Despite its links with the US, there is broad support for Hizbullah in Bint Jbail. The local hospital is run by Hizbullah and named after Saleh Ghandour, who blew himself up in 1995 beside an Israeli army patrol in Bint Jbail. There were few Hizbullah men to be seen in the desolation, however. One plain clothes Hizbullah man clutching a walkie-talkie waved away photographers as he darted through the ruins.

"This is a disaster. Just because of a certain group of people, why did the Israelis have to destroy everything?" asks Sayyed Ali Hakim, a religious cleric who leaned heavily on his walking stick as he stumbled over the chunks of concrete and masonry in the street. The "certain group" he's referring to is Hizbullah.

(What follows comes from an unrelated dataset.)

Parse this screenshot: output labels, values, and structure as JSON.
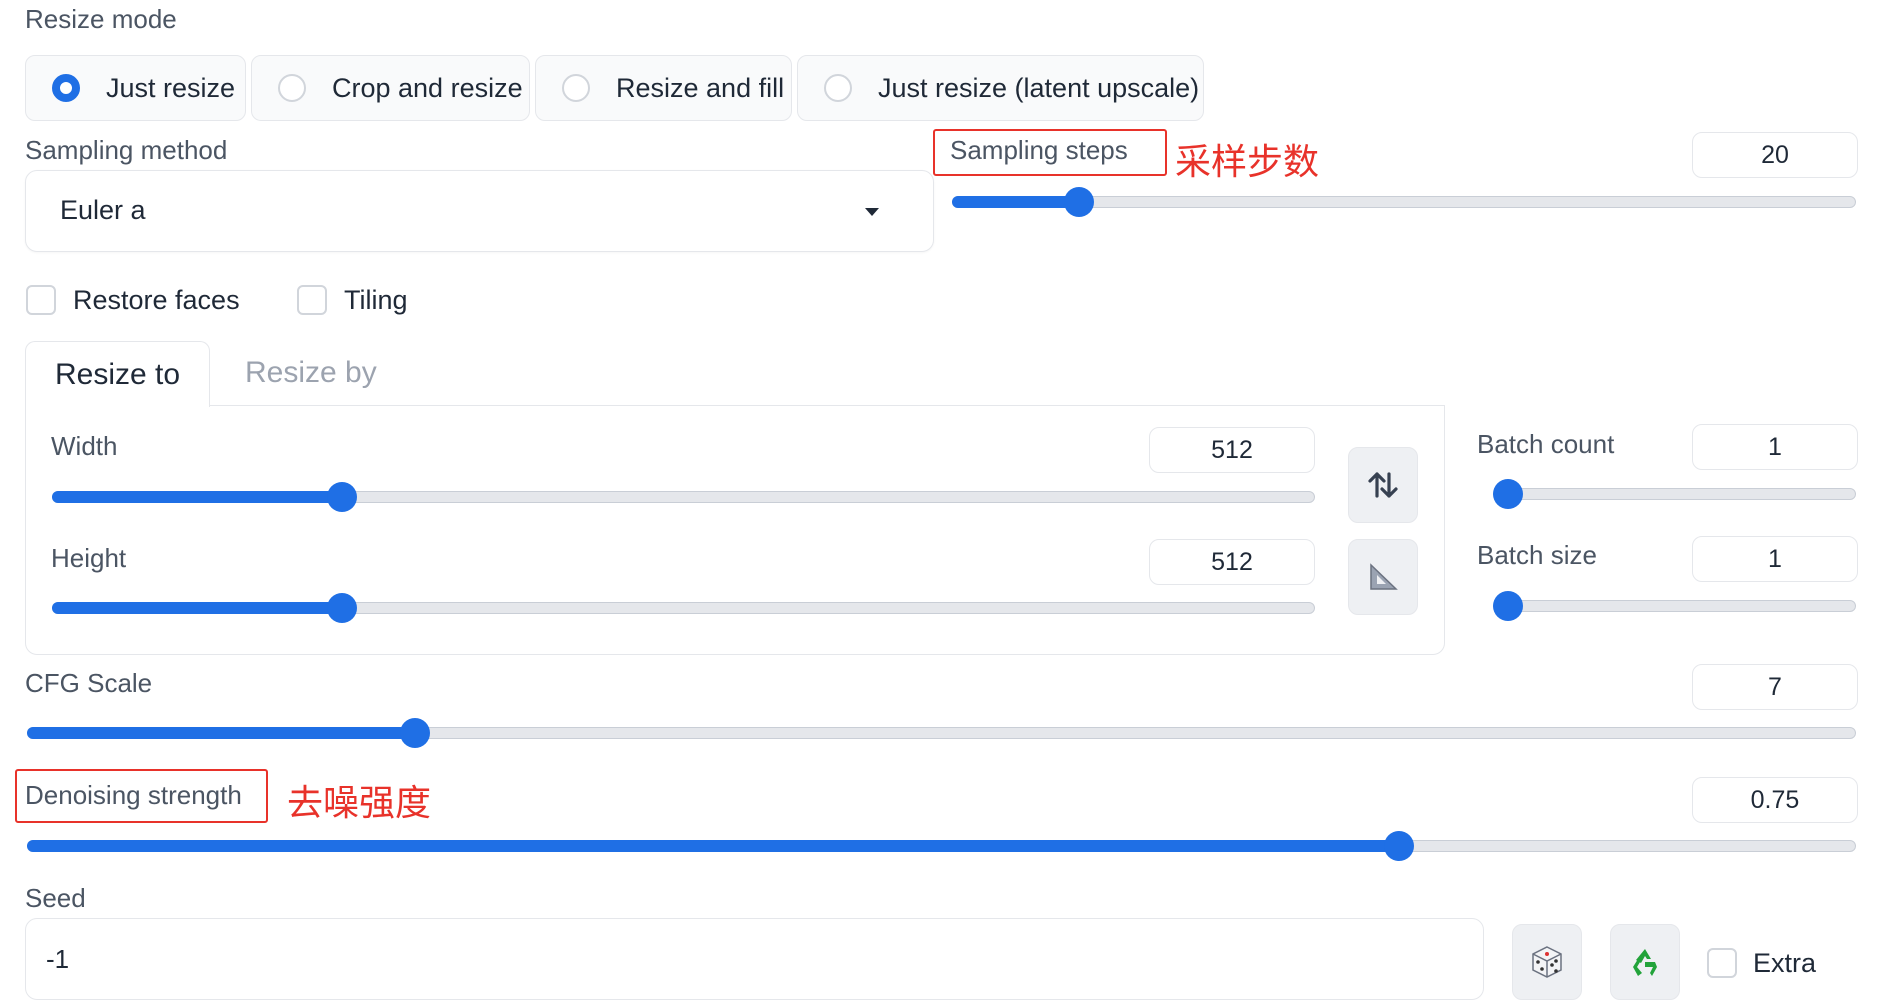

"Israel took its revenge against civilians," he says. He paused, then adds, "What will it take to get our town back? It has returned to nothing."

Mr. Hakim was one of 70 people sheltered in the basement of his old stone house with no sanitation, no electricity, and dwindling supplies of food and water. "We ate and drank normally at first but as the fighting lengthened, we began rationing everything," he says.

The house was destroyed over their heads, although no one was hurt in the basement. "My cousin is still trapped under the rubble," he says, asking how she could be saved.

The Red Cross workers pressed further into the destruction of Bint Jbail Monday carrying stretchers while more lines of survivors with small children and plastic bags full of essentials trickled from the ruins.

Ibrahim Dakhlallah squeezed through a hole in a wall beside the town's sports stadium, wincing as he knocked his broken arm in a bloodstained sling. "I was praying in my house when a bomb exploded near me and hit my arm. I have shrapnel in my back and legs," he says.

A hysterical Laila Dakhlallah, wearing a full-length black chador, says that her two children had been killed in the fighting.

"I am going to stand and fight," she screamed. "George Bush is a criminal. I have lost my children and I don't care if I die. Everything dear to me has been taken away."

Laila and Ibrahim Dakhlallah are among some 15 people who had squeezed into a tiny room down some steps at the back of a two-story house. Five thin mattresses covered the floor.

Shelves that had been stocked with food were covered by white sheets. A small radio on a ledge was their one means of learning what was happening around them. Smashed glass covered the floor of the sitting room. In the kitchen, stuck to a glass-fronted cupboard, were cheerful family pictures of smiling children and parents.

On the wall of the sitting room was a framed sign saying in gold Arabic letters, "In the name of God, the compassionate, the merciful."